Il panettone di Safilo all’occhialeria italiana

Di solito, in famiglia, si spostano le grandi decisioni dopo le feste per non intristire il Natale. Il gruppo padovano è l’eccezione che conferma la regola: nei giorni scorsi ha presentato il conto dei suoi ultimi anni di gestione, 700 esuberi nel 2020 in Italia. Troppi

La dichiarazione di sconfitta di Safilo, nel paese dell’occhiale, ci porta a credere che tutti dobbiamo tornare a lavorare sull’asset del made in Italy. Le mani sapienti, che Brunello Cucinelli dichiara di usare per giustificare l’alto costo dei suoi bellissimi capi d’abbigliamento, in Safilo sembra che non esistano più, non si indentifica più nell’eccellenza del saper pensare e fare tipicamente italiano. Al Louvre di Parigi consacrano la genialità di Leonardo e delle sue colline vinciane, che possiedono una scuola di ottica, mentre un fondo internazionale e un management deprezzano queste abilità immolandole all’altare della riduzione, contenimento, ottimizzazione dei costi. Tutta colpa della globalizzazione? Della manodopera a basso costo di alcuni paesi? Citando il Corriere Economia del 9 dicembre scorso, “non è un caso se i grandi gruppi del lusso sono entrati direttamente nel mondo della produzione. Perché l’occhiale è un perfetto esempio di quello che ora chiameremmo inclusione, di un punto di vista estetico che non richiede taglie proponendo prezzi più che accessibili anche per i grandi marchi dai costi intimidenti”.
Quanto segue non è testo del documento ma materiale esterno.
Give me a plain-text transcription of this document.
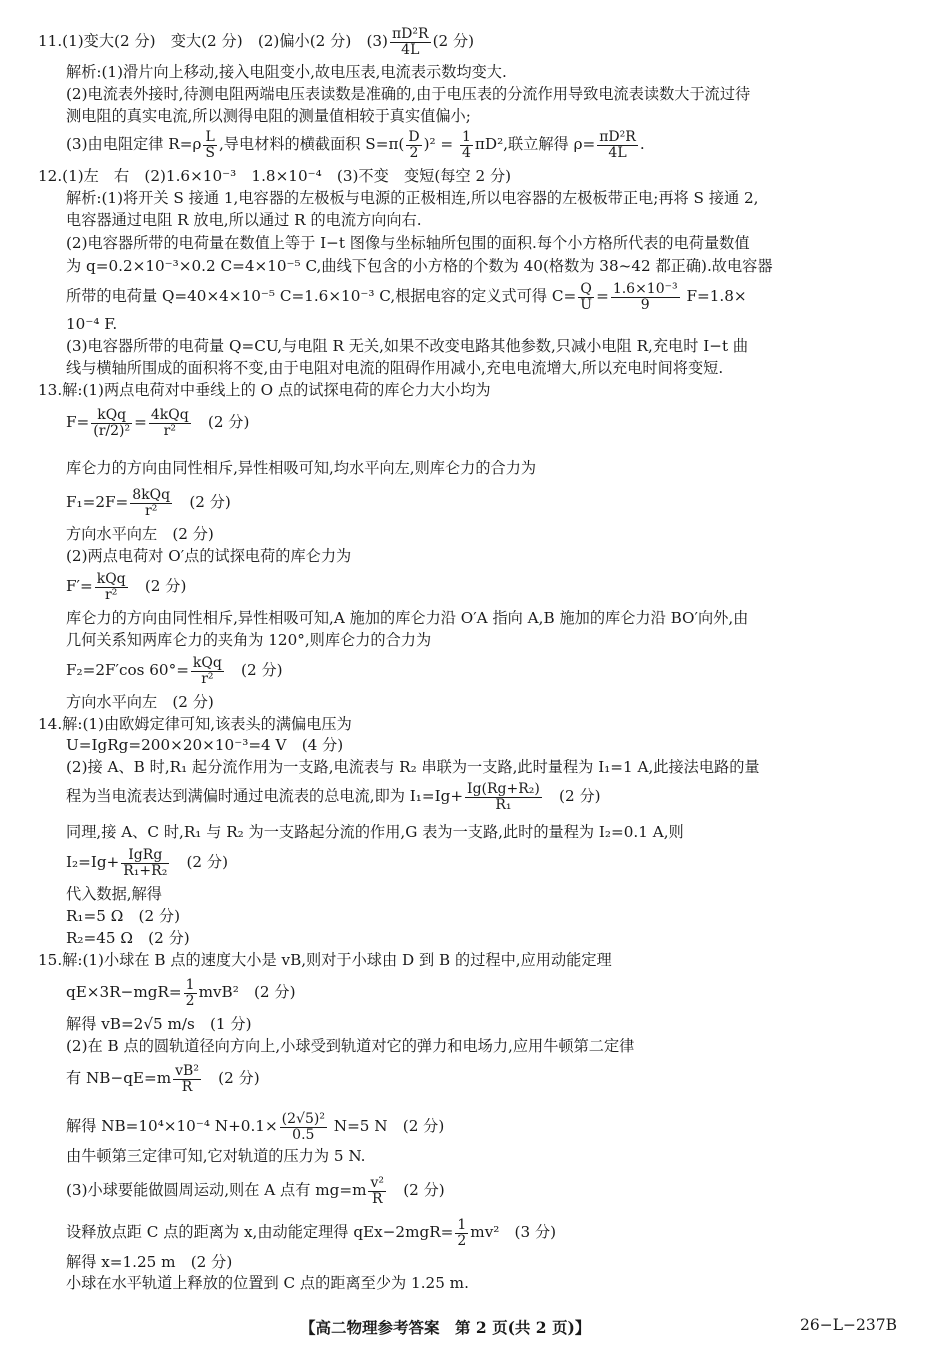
11.(1)变大(2 分)　变大(2 分)　(2)偏小(2 分)　$(3) \frac{\text{πD²R}}{4L} (2$ 分)
解析:(1)滑片向上移动,接入电阻变小,故电压表,电流表示数均变大.
(2)电流表外接时,待测电阻两端电压表读数是准确的,由于电压表的分流作用导致电流表读数大于流过待
测电阻的真实电流,所以测得电阻的测量值相较于真实值偏小;
(3)由电阻定律 $R=\rho \frac{L}{S}$ ,导电材料的横截面积 $S=\pi( \frac{D}{2} )^2 = \frac{1}{4} \pi D^2$,联立解得 $\rho= \frac{\text{πD²R}}{4L}$ .
12.(1)左　右　(2)1.6×10⁻³　1.8×10⁻⁴　(3)不变　变短(每空 2 分)
解析:(1)将开关 S 接通 1,电容器的左极板与电源的正极相连,所以电容器的左极板带正电;再将 S 接通 2,
电容器通过电阻 R 放电,所以通过 R 的电流方向向右.
(2)电容器所带的电荷量在数值上等于 I−t 图像与坐标轴所包围的面积.每个小方格所代表的电荷量数值
为 q=0.2×10⁻³×0.2 C=4×10⁻⁵ C,曲线下包含的小方格的个数为 40(格数为 38~42 都正确).故电容器
所带的电荷量 Q=40×4×10⁻⁵ C=1.6×10⁻³ C,根据电容的定义式可得 $C= \frac{Q}{U} = \frac{\text{1.6×10⁻³}}{9} F=1.8\times$
10⁻⁴ F.
(3)电容器所带的电荷量 Q=CU,与电阻 R 无关,如果不改变电路其他参数,只减小电阻 R,充电时 I−t 曲
线与横轴所围成的面积将不变,由于电阻对电流的阻碍作用减小,充电电流增大,所以充电时间将变短.
13.解:(1)两点电荷对中垂线上的 O 点的试探电荷的库仑力大小均为
$F= \frac{\text{kQq}}{\text{(r/2)²}} = \frac{\text{4kQq}}{\text{r²}}$ 　(2 分)
库仑力的方向由同性相斥,异性相吸可知,均水平向左,则库仑力的合力为
$F_1=2F= \frac{\text{8kQq}}{\text{r²}}$ 　(2 分)
方向水平向左　(2 分)
(2)两点电荷对 O′点的试探电荷的库仑力为
$F'= \frac{\text{kQq}}{\text{r²}}$ 　(2 分)
库仑力的方向由同性相斥,异性相吸可知,A 施加的库仑力沿 O′A 指向 A,B 施加的库仑力沿 BO′向外,由
几何关系知两库仑力的夹角为 120°,则库仑力的合力为
F₂=2F′cos $60^\circ= \frac{\text{kQq}}{\text{r²}}$ 　(2 分)
方向水平向左　(2 分)
14.解:(1)由欧姆定律可知,该表头的满偏电压为
U=IgRg=200×20×10⁻³=4 V　(4 分)
(2)接 A、B 时,R₁ 起分流作用为一支路,电流表与 R₂ 串联为一支路,此时量程为 I₁=1 A,此接法电路的量
程为当电流表达到满偏时通过电流表的总电流,即为 $I_1=Ig+ \frac{\text{Ig(Rg+R₂)}}{\text{R₁}}$ 　(2 分)
同理,接 A、C 时,R₁ 与 R₂ 为一支路起分流的作用,G 表为一支路,此时的量程为 I₂=0.1 A,则
$I_2=Ig+ \frac{\text{IgRg}}{\text{R₁+R₂}}$ 　(2 分)
代入数据,解得
R₁=5 Ω　(2 分)
R₂=45 Ω　(2 分)
15.解:(1)小球在 B 点的速度大小是 vB,则对于小球由 D 到 B 的过程中,应用动能定理
$qE\times 3R-mgR= \frac{1}{2} mvB^2$　(2 分)
解得 vB=2√5 m/s　(1 分)
(2)在 B 点的圆轨道径向方向上,小球受到轨道对它的弹力和电场力,应用牛顿第二定律
有 $NB-qE=m \frac{\text{vB²}}{R}$ 　(2 分)
解得 NB=10⁴×10⁻⁴ $N+0.1\times \frac{\text{(2√5)²}}{0.5} N=5$ N　(2 分)
由牛顿第三定律可知,它对轨道的压力为 5 N.
(3)小球要能做圆周运动,则在 A 点有 $mg=m \frac{\text{v²}}{R}$ 　(2 分)
设释放点距 C 点的距离为 x,由动能定理得 $qEx-2mgR= \frac{1}{2} mv^2$　(3 分)
解得 x=1.25 m　(2 分)
小球在水平轨道上释放的位置到 C 点的距离至少为 1.25 m.
【高二物理参考答案　第 2 页(共 2 页)】	26−L−237B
Sebbene la taglia unica dell’occhiale sia un’esagerazione contemporanea, poiché ogni viso ha il proprio naso e una volta si parlava anche di calibri, l’occhialeria vista dagli altri è un mondo fatato dove nascono sempre opportunità, per tutti. La cura di Safilo, a dispetto del made in Italy e delle mani sapienti, dichiara nei titoli di testa del suo business plan 2020-24 che "il gruppo punta a una crescita delle vendite e dei margini attraverso un modello di business moderno, incentrato sul cliente e orientato al consumatore finale, implementato grazie a una nuova strategia di trasformazione digitale". Nel piano non vi è cenno all’italianità, ai valori dell’azienda. Come se chi avesse pensato di comprare una secolare trattoria a Trastevere avesse deciso di convertirla ad hamburgeria perché a Roma ci sono tanti turisti americani. Non sono d’accordo con l’amministratore delegato Angelo Trocchia sul suo concetto pragmatico espresso nel piano industriale che "oggi, in Safilo, stiamo affrontando i diversi temi con pragmatismo, aggiornando il nostro modello di business con scelte nuove, chiare e necessarie". Il pragmatismo fu una corrente filosofica sorta negli Stati Uniti nella seconda metà del secolo XIX e fondata sulla connessione fra conoscenza e azione. Lavora sul presente e non sul futuro.
Non solo Safilo, ma indirettamente tutto il mondo dell’occhialeria italiana è chiamato a una riflessione congiunta, che potrebbe tradursi nella ricollocazione dei lavoratori di Longarone e Martignacco. Inoltre oggi è il momento di recuperare il valore, se non il coraggio, di avere proprio dei valori. I pubblici nel mondo non sono più quelli del Crm e della customer experience. Le persone oggi per domani chiederanno dei sogni da condividere, delle esperienze di vita e non di acquisto, che siano sostenibili e moralmente edificanti. Non è solo facendo quadrare i conti che si garantisce un futuro a un’azienda di valori.